Banks stumble but don't fall in stress test's first round

WASHINGTON — All 34 banks cleared the first of two supervisory stress tests on Thursday, reporting capital levels well above the required minimum even under a hypothetical severely adverse scenario.

But the test showed that banks face potentially heavy losses in certain loan categories under economic stress, particularly in the area of credit cards, counterparty losses and commercial and industrial lending.

It remains to be seen if those potential pitfalls will impact next week's stress test results, which are more important given the potential for the Fed to reject a bank's proposed capital plan based on the results.

Fed Gov. Jay Powell
Jay Powell, governor of the U.S. Federal Reserve, stands for a photograph at the board's headquarters in Washington, D.C., U.S., on Thursday, April 13, 2017. As the lone Republican on the Fed's seven-seat board and someone with in-depth knowledge of how the central bank works, Powell's influence looks set to increase as President Donald Trump prepares to fill three vacancies. Photographer: T.J. Kirkpatrick/Bloomberg

For now, the results of the Dodd-Frank Act Stress Test, or DFAST, concluded that the 34 banks examined in the test would have incurred roughly $493 billion in total losses under the severely adverse scenario, with $383 billion coming from loan portfolio losses and much of the remainder from counterparty losses. But the report said none of the banks had their Tier 1 capital levels fall below the 5% minimum.

“This year’s results show that, even during a severe recession, our large banks would remain well capitalized,” said Fed Gov. Jerome H. Powell, who chairs the central bank's supervisory committee. “This would allow them to lend throughout the economic cycle, and support households and businesses when times are tough.”

DFAST is the first of two supervisory stress tests that the Fed conducts annually on the largest banks it supervises. The test differs from its better-known and more onerous sister stress test, the Comprehensive Capital Analysis and Review program, in a few important ways. Both run a bank’s balance sheet through nine future quarters of hypothetical macroeconomic conditions meant to represent baseline, moderate and severe stress.

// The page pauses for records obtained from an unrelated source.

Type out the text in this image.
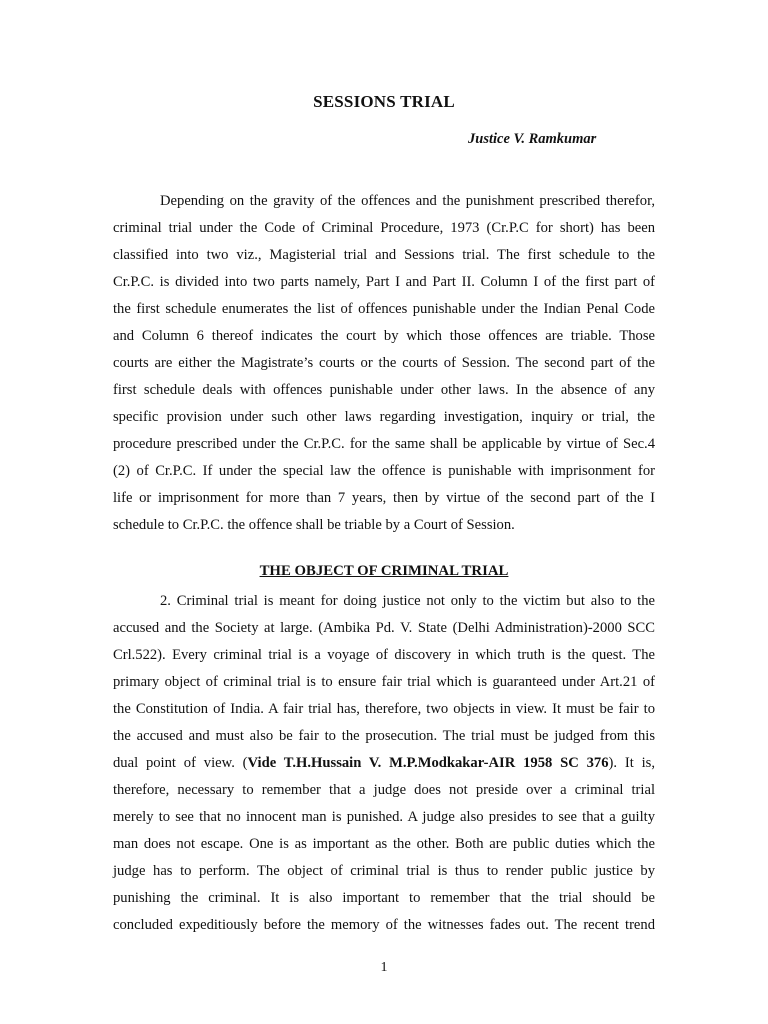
SESSIONS TRIAL
Justice V. Ramkumar
Depending on the gravity of the offences and the punishment prescribed therefor,
criminal trial under the Code of Criminal Procedure, 1973 (Cr.P.C for short) has been
classified into two viz., Magisterial trial and Sessions trial. The first schedule to the
Cr.P.C. is divided into two parts namely, Part I and Part II. Column I of the first part of
the first schedule enumerates the list of offences punishable under the Indian Penal Code
and Column 6 thereof indicates the court by which those offences are triable. Those
courts are either the Magistrate’s courts or the courts of Session. The second part of the
first schedule deals with offences punishable under other laws. In the absence of any
specific provision under such other laws regarding investigation, inquiry or trial, the
procedure prescribed under the Cr.P.C. for the same shall be applicable by virtue of Sec.4
(2) of Cr.P.C. If under the special law the offence is punishable with imprisonment for
life or imprisonment for more than 7 years, then by virtue of the second part of the I
schedule to Cr.P.C. the offence shall be triable by a Court of Session.
THE OBJECT OF CRIMINAL TRIAL
2. Criminal trial is meant for doing justice not only to the victim but also to the
accused and the Society at large. (Ambika Pd. V. State (Delhi Administration)-2000 SCC
Crl.522). Every criminal trial is a voyage of discovery in which truth is the quest. The
primary object of criminal trial is to ensure fair trial which is guaranteed under Art.21 of
the Constitution of India. A fair trial has, therefore, two objects in view. It must be fair to
the accused and must also be fair to the prosecution. The trial must be judged from this
dual point of view. (Vide T.H.Hussain V. M.P.Modkakar-AIR 1958 SC 376). It is,
therefore, necessary to remember that a judge does not preside over a criminal trial
merely to see that no innocent man is punished. A judge also presides to see that a guilty
man does not escape. One is as important as the other. Both are public duties which the
judge has to perform. The object of criminal trial is thus to render public justice by
punishing the criminal. It is also important to remember that the trial should be
concluded expeditiously before the memory of the witnesses fades out. The recent trend
1
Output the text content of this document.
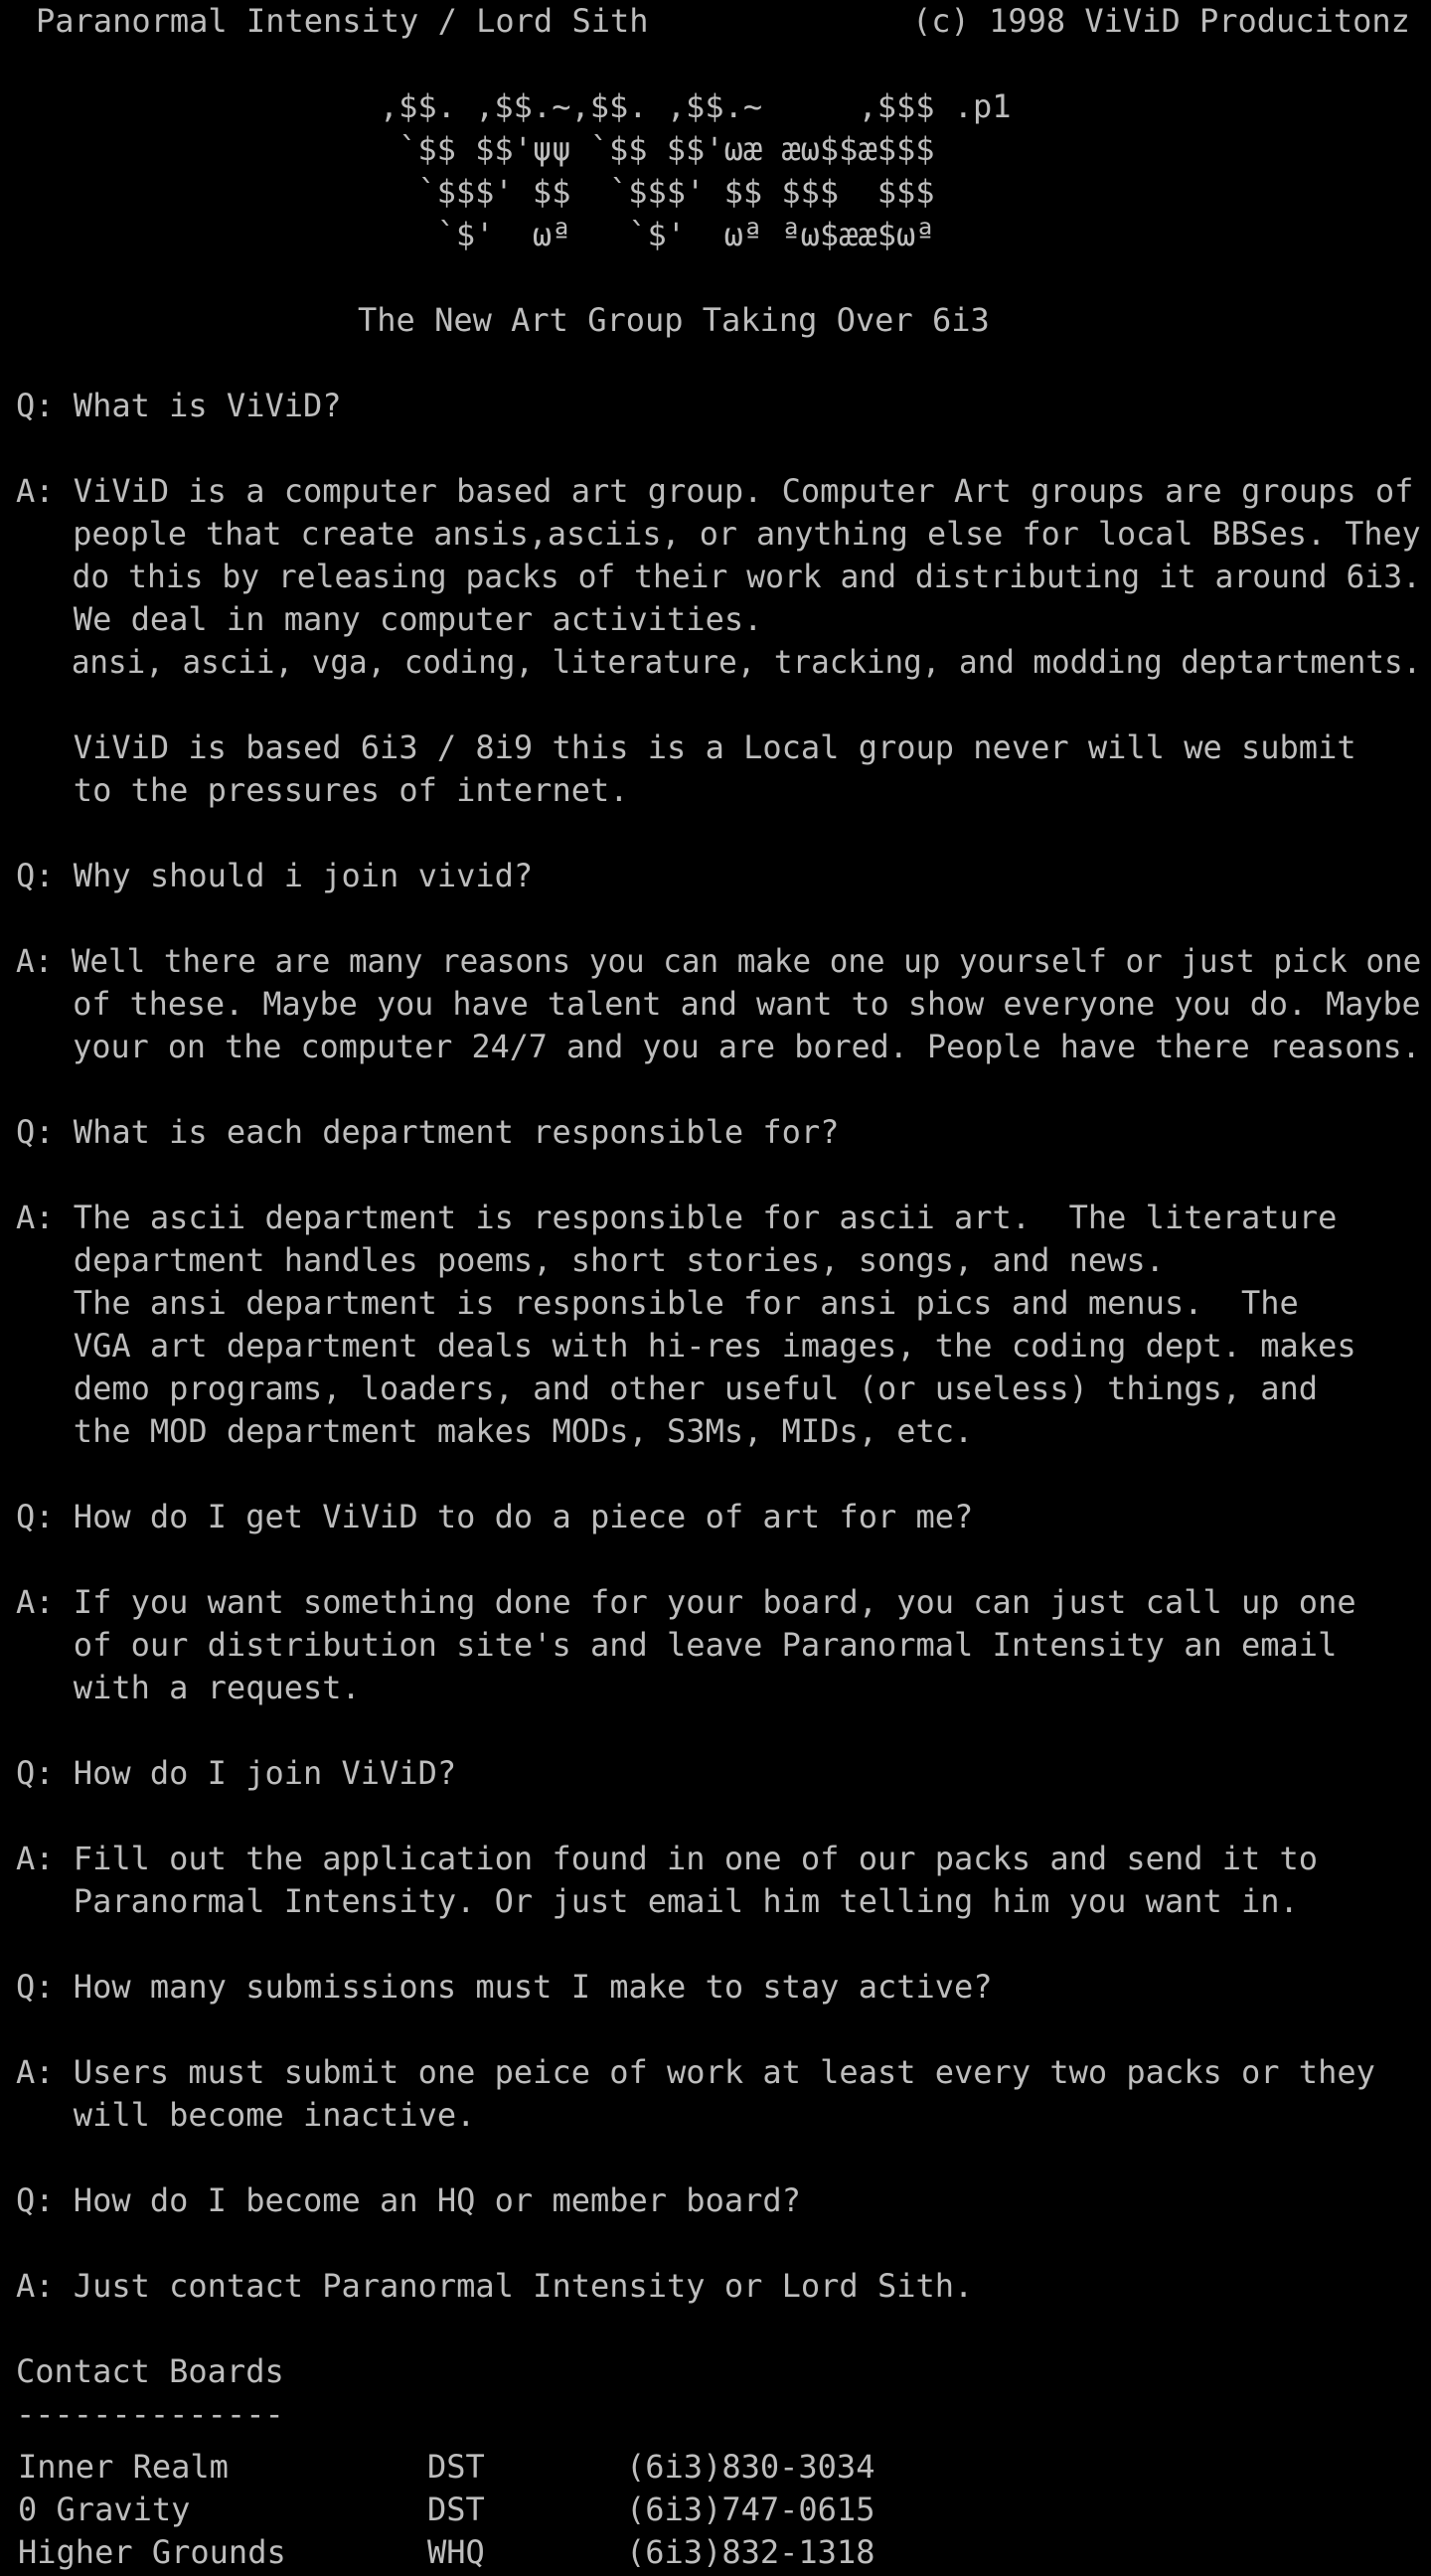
Paranormal Intensity / Lord Sith	(c) 1998 ViViD Producitonz
,$$. ,$$.~,$$. ,$$.~     ,$$$ .p1
`$$ $$'ψψ `$$ $$'ωæ æω$$æ$$$
`$$$' $$  `$$$' $$ $$$  $$$
`$'  ωª   `$'  ωª ªω$ææ$ωª
The New Art Group Taking Over 6i3
Q: What is ViViD?
A: ViViD is a computer based art group. Computer Art groups are groups of
people that create ansis,asciis, or anything else for local BBSes. They
do this by releasing packs of their work and distributing it around 6i3.
We deal in many computer activities.
ansi, ascii, vga, coding, literature, tracking, and modding deptartments.
ViViD is based 6i3 / 8i9 this is a Local group never will we submit
to the pressures of internet.
Q: Why should i join vivid?
A: Well there are many reasons you can make one up yourself or just pick one
of these. Maybe you have talent and want to show everyone you do. Maybe
your on the computer 24/7 and you are bored. People have there reasons.
Q: What is each department responsible for?
A: The ascii department is responsible for ascii art.  The literature
department handles poems, short stories, songs, and news.
The ansi department is responsible for ansi pics and menus.  The
VGA art department deals with hi-res images, the coding dept. makes
demo programs, loaders, and other useful (or useless) things, and
the MOD department makes MODs, S3Ms, MIDs, etc.
Q: How do I get ViViD to do a piece of art for me?
A: If you want something done for your board, you can just call up one
of our distribution site's and leave Paranormal Intensity an email
with a request.
Q: How do I join ViViD?
A: Fill out the application found in one of our packs and send it to
Paranormal Intensity. Or just email him telling him you want in.
Q: How many submissions must I make to stay active?
A: Users must submit one peice of work at least every two packs or they
will become inactive.
Q: How do I become an HQ or member board?
A: Just contact Paranormal Intensity or Lord Sith.
Contact Boards
--------------
Inner Realm	DST	(6i3)830-3034
0 Gravity	DST	(6i3)747-0615
Higher Grounds	WHQ	(6i3)832-1318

While CCAR runs those tests using the banks’ own capital plans, however, DFAST uses a standard capital plan in order to better compare performance of the balance sheets between institutions. There is no supervisory penalty for banks falling below the post-stress capital minimums in DFAST, but no bank has done so since Zions in 2014.

Thursday’s results did show some dramatic losses in certain sectors, though the results don’t take into account the firms’ ability to respond to the economic conditions as they unfold because of the nature of the test. Under the severely adverse scenario, the test estimates roughly $100 billion in aggregate credit card losses and another $100 billion in C&I loan losses, as well as $86 billion in trading and counterparty losses — accounting for more than half of the total write-offs.

Credit card portfolios faced median loss rates of 13.7%, which was considerably higher than the 2016 DFAST results. Federal Reserve officials said part of the uptick in credit card losses can be attributed to the scenario itself, which envisioned substantially higher unemployment than last year’s scenario and that drives up estimates of credit card defaults. But the officials also said part of that result can also be attributed to the increase in the size of banks’ credit card exposures and the higher rates of delinquency than in 2016.

C&I loans typically represent a large portion of losses in DFAST, but the losses were quite high in this year’s DFAST results. The median loss rate across the 34 banks for C&I loans was 6% in the severely adverse scenario, but some banks estimated losses double that rate. Interestingly, C&I losses accounted for $67 billion in aggregate losses under the adverse scenario — a less stringent set of economic stressors — and saw median portfolio losses of 4.3%.

While Dodd-Frank mandates that DFAST be performed on all banks with more than $10 billion in assets, the Fed has taken steps to try to mitigate the impact on smaller and midsize banks. Nevertheless, all U.S. banks with more than $50 billion in assets are subject to a more invasive DFAST process like the one whose results were published Thursday.

That hasn’t stopped midsize banks from complaining about the asset thresholds, and both the House-passed Financial Choice Act and the Treasury’s regulatory blueprint proposing substantial changes to the DFAST regime.

The Fed will publish the results of the CCAR stress test next Wednesday, June 28, at 4:30 p.m.